Residual bloodspots are essential for QA purposes for NBS programs but also can be used for a broad range of biomedical research. However, given the limited information readily available to parents about NBS and bloodspot retention and use, it is not surprising that this practice has become controversial. Lay advocates in both Minnesota and Texas characterize the practice in alarmist terms, including the sale of infant t-shirts exclaiming “Help!!! The Govt Has My DNA.”17
Both states have been involved in litigation over this issue, and many states are concerned about public backlash against NBS programs in general.
A number of professional organizations have commented on the retention of DBS. The American Academy of Pediatrics Task Force issued a detailed set of recommendations in 2001.1
The task force recommended that research with unlinked specimens (not individually identifiable) was appropriate when consistent with the goals of NBS programs and that parents should be informed that residual specimens might be used for QA or epidemiologic research. Furthermore, they recommended that research with identifiable specimens should be conducted with parental permission and only when the DBS are the optimal resource for the proposed research. The Institute of Medicine organized a roundtable discussion in 2010 that highlighted many of the benefits and complexities of QA and research with retained DBS, and speakers emphasized the need for better communication and collaboration with parents to maintain trust in these public health programs.8
The Secretary’s Advisory Committee on Heritable Diseases in Newborns and Children issued a briefing paper in 2010 addressing policy issues in the retention and use of DBS.9
They recommended the development of well-defined strategies and policies, including the promotion of education for parents and health professionals. Both the American College of Medical Genetics and the Association of Public Health Laboratories have issued statements on this topic that emphasize the value of the specimens and the need for new policies to protect the privacy and confidentiality of families.18,19
Research using DBS is generally conducted with de-identified specimens, and we have not identified any reports of harm or breaches of privacy from projects using DBS. Beyond the NBS context, use of residual clinical biospecimens is a common practice in biomedical research.20
Although the ethical and regulatory issues in biobanking have been a topic of active discussion, there has been little public controversy over these practices. Public sensitivities may be heightened in the NBS context due to the lack of parental consent or adequate education for the clinical service, the acquisition of specimens from a vulnerable population, a direct role of state government, and the perception that genetic research poses special risks.
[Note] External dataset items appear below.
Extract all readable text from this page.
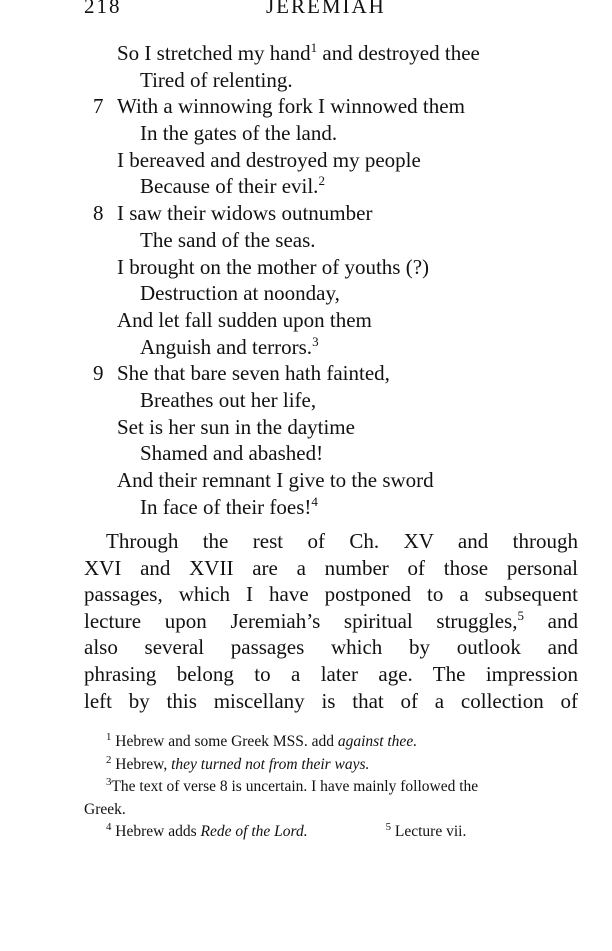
218	JEREMIAH
So I stretched my hand$^1$ and destroyed thee
Tired of relenting.
7 With a winnowing fork I winnowed them
In the gates of the land.
I bereaved and destroyed my people
Because of their evil.$^2$
8 I saw their widows outnumber
The sand of the seas.
I brought on the mother of youths (?)
Destruction at noonday,
And let fall sudden upon them
Anguish and terrors.$^3$
9 She that bare seven hath fainted,
Breathes out her life,
Set is her sun in the daytime
Shamed and abashed!
And their remnant I give to the sword
In face of their foes!$^4$
Through the rest of Ch. XV and through
XVI and XVII are a number of those personal
passages, which I have postponed to a subsequent
lecture upon Jeremiah’s spiritual struggles,$^5$ and
also several passages which by outlook and
phrasing belong to a later age. The impression
left by this miscellany is that of a collection of
$^1$ Hebrew and some Greek MSS. add against thee.
$^2$ Hebrew, they turned not from their ways.
$^3$The text of verse 8 is uncertain. I have mainly followed the
Greek.
$^4$ Hebrew adds Rede of the Lord.	$^5$ Lecture vii.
A significant concern in the pediatric and public health communities is that greater public awareness of the retention and use of residual specimens will impair the efficacy of NBS.21
The worry is that parents will refuse NBS because of concerns over DBS retention and use. Our results demonstrate a high level of support for NBS in general and are consistent with other recent results in the field.22,23
Furthermore, we found that support for NBS was enhanced through more in-depth education on the issues. Therefore, our results do not suggest that there is a major conflict between education about NBS and support for NBS generally or sample retention and use specifically.
However, our results also demonstrate that there is a substantial minority of individuals who are highly concerned about this practice. The recent legal cases illustrate that vocal citizens with strongly held opinions can have significant impacts on program policy and function. The litigants in these cases are primarily demanding a parental permission process. We found that despite an evenly divided set of opinions about parental permission for NBS clinical services, a majority of our participants (62%) support an opt-in approach to DBS retention and use. The focus group discussions clearly demonstrated that participants support NBS and DBS retention and use but that they want more information about both and a choice over the latter. Our results are consistent with those of Tarini et al24
in this regard. It is notable that the American Academy of Pediatrics, the Institute of Medicine, and the Secretary’s Advisory Committee on Heritable Diseases in Newborns and Children statements advocate more education and public transparency relevant to this practice and so appear consistent with our measure of public expectations.
We found that the single most consistent independent variable associated with support for DBS use was viewing the educational movie. Despite the strong statistical significance of the association between viewing the movie and support for DBS use, the magnitude of this effect (β) was modest in practical terms. Other variables associated with more support on these particular questions include female gender, survey method, higher education, older age, and being the mother of a young child. These variables also had modest effects. Variables such as race, ethnicity, income, parenthood, and geographic location had no meaningful effect on responses to most questions.
A weakness of the study is that we received approval from only 1 state, Utah, to conduct the PRAMS-like survey, raising uncertainty about the generalizability of data from this important group. Another weakness is a dependence on the movie and the written information in the survey for educating the general public about a complex, unfamiliar topic.